La terza vittoria di Susanna è stato l’allineamento in un paio di giorni del Pd alla sua posizione, divenuta nel frattempo quella di tutti i confederali. La quarta è aver fatto emergere durante il Consiglio dei ministri del 23 marzo, per la prima volta nel governo, una frattura politica manifesta. Con il ministro Fabrizio Barca alla testa della componente “di sinistra”, questa volta esplicitamente critico sulla riforma così come è stata proposta da Fornero e difesa da Monti (che l’ha definita “intoccabile” sull’articolo 18). Scusate se è poco. Quando si è trattato di scegliere il veicolo parlamentare per la riforma, al premier non è restato che ripiegare sul disegno di legge. Aperto a tutte le modifiche. E che in nessun caso sarà approvato prima che i partiti si contino, alle amministrative.

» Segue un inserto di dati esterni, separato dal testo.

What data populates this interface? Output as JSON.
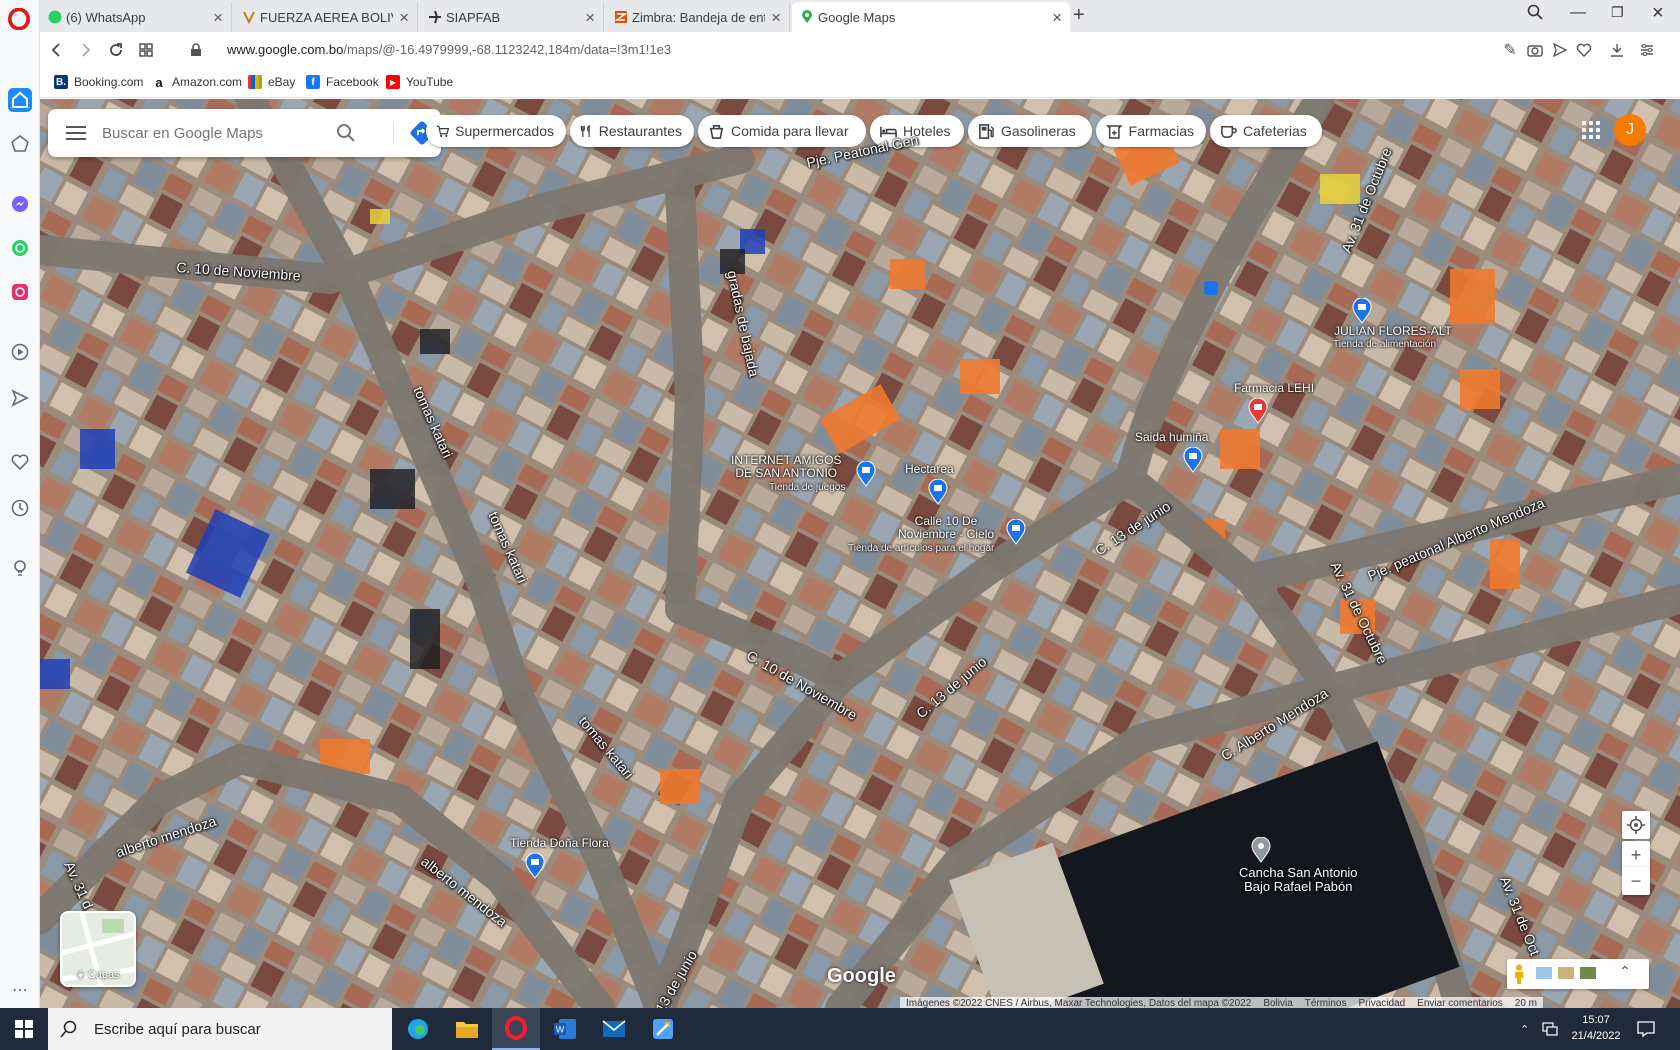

Se le cose dovessero prendere questa piega – e attualmente ci scommetterei – ne potrebbe derivare un forte e anche fortissimo alleggerimento della capacità riformatrice del governo. Con un larghissimo anticipo, considerati i 14 mesi di vita piena che l’esecutivo ha ancora davanti a sé. E con un riservato ma logico imbarazzo del Quirinale, che ha provato all’inizio a difendere l’impostazione della riforma, ma si è trovato a fare i conti con la capacità della Cgil di far leva su quel 60 per cento abbondante di italiani che di licenziabilità non ne vogliono proprio sentir parlare. Vedremo che cosa s’inventa, Monti per evitare che la malaparata si tramuti in un pessimo segnale ai mercati mondiali. La stagione delle riforme è già finita?